Finds Asn deamidation sites according to the decision tree in Figure 6 of Q Yan, et al; Structure based prediction of asparagine deamidation propensity in monoclonal Antibodies, mAbs, 10(6), 901–912, 2018. Requires a structural system. The method computes the required residue properties on the fly but can use pred-computed ensemble-averaged properties stored in MOE database as well. A high-risk assessment may be made.

exp_isoasp

Finds Asp isomerization sites based on this motif: D-[DCSAG]. If a structural system is input, the root residue must exceed the exposure cutoff to be counted. No risk assessment is made.

yan_isoasp

Finds Asp deamidation sites in an analogous matter to how Asn deamidation sites are classified by a decision tree (Figure 6) in Q Yan, et al. Structure based prediction of asparagine deamidation propensity in monoclonal Antibodies, mAbs, 10(6), 901–912, 2018. Assumes that the loop motifs are DG, DH or DS. Requires a structural system. The method computes the required residue properties on the fly but can use pred-computed ensemble-averaged properties stored in MOE database as well.
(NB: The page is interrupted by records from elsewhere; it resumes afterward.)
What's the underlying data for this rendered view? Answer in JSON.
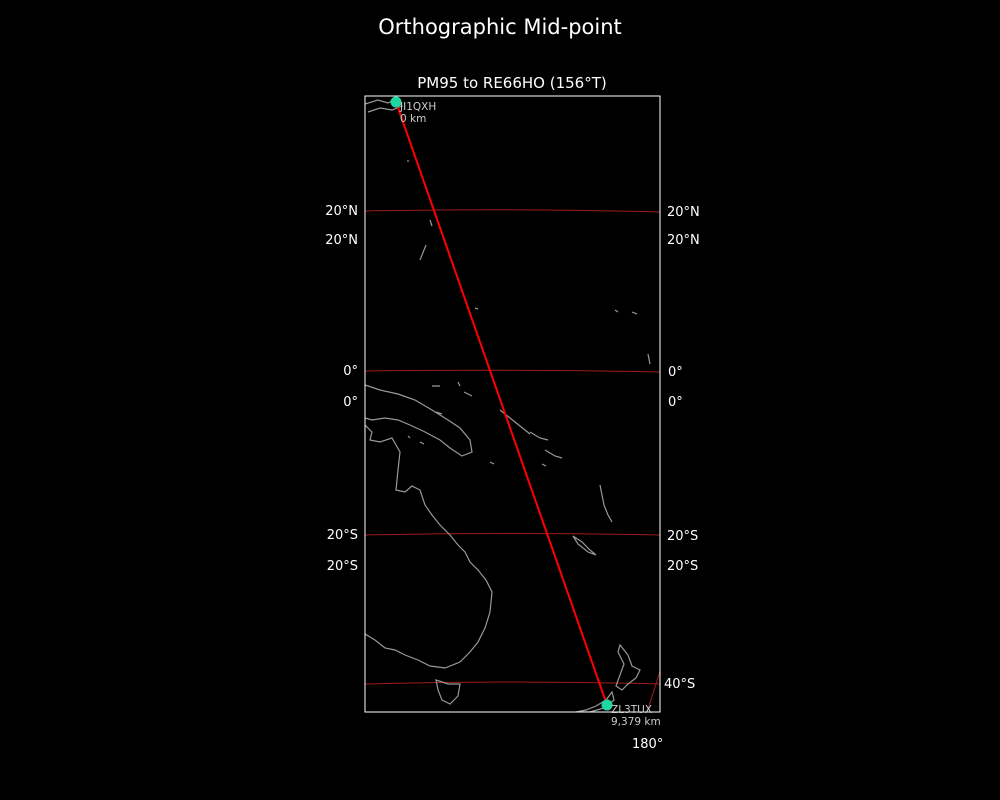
{
  "figure": {
    "suptitle": "Orthographic Mid-point",
    "title": "PM95 to RE66HO (156°T)"
  },
  "map": {
    "projection": "orthographic",
    "background": "#000000",
    "coastline_color": "#999999",
    "gridline_color": "#a01c1c",
    "path_color": "#ff0000",
    "marker_color": "#1ed6a0",
    "lat_labels_left": [
      "20°N",
      "20°N",
      "0°",
      "0°",
      "20°S",
      "20°S"
    ],
    "lat_labels_right": [
      "20°N",
      "20°N",
      "0°",
      "0°",
      "20°S",
      "20°S",
      "40°S"
    ],
    "lon_labels": [
      "180°"
    ],
    "start": {
      "call": "JI1QXH",
      "distance": "0 km"
    },
    "end": {
      "call": "ZL3TUX",
      "distance": "9,379 km"
    }
  }
}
A high-risk assessment may be made assuming stressed conditions.

exp_kglycation

Finds lysine residues in antibody CDRs. If a structural system is input, the root residue must exceed the exposure cutoff to be counted. No risk assessment is made.

exp_nglyc

Finds N-linked glycosylation motifs based on this motif: N-{P}-[ST]-{P}. If a structural system is input, the root residue must exceed the exposure cutoff to be counted. No risk assessment is made.

ccg_metox

Finds reactive methionine residues based on a simple decision tree developed in house (not published). Requires a structural system to be input. This method requires ensemble-average conformations to be pre- generated. Although it will run on a static structure, the classification will not be accurate as it makes use of the frac_met_s and met_water residue properties. A high-risk assessment is made if met_water > 4 and frac_met_s > 0.4.

exp_ox

Finds oxidation prone residues: M, C or W. If a structural system is input, the root residue must exceed the exposure cutoff to be counted. No risk assessment is made.

exp_pyro

Finds N-terminal E or Q sites. If a structural system is input, the residue must exceed the exposure cutoff to be counted. No risk assessment is made.

unpaircys

Flags unpaired cysteines. Note that there is an option to ignore unpaired cysteines that have S atoms within 5 Angstroms of each other. This option is there to prevent models that don’t have all Cys residues bonded correctly.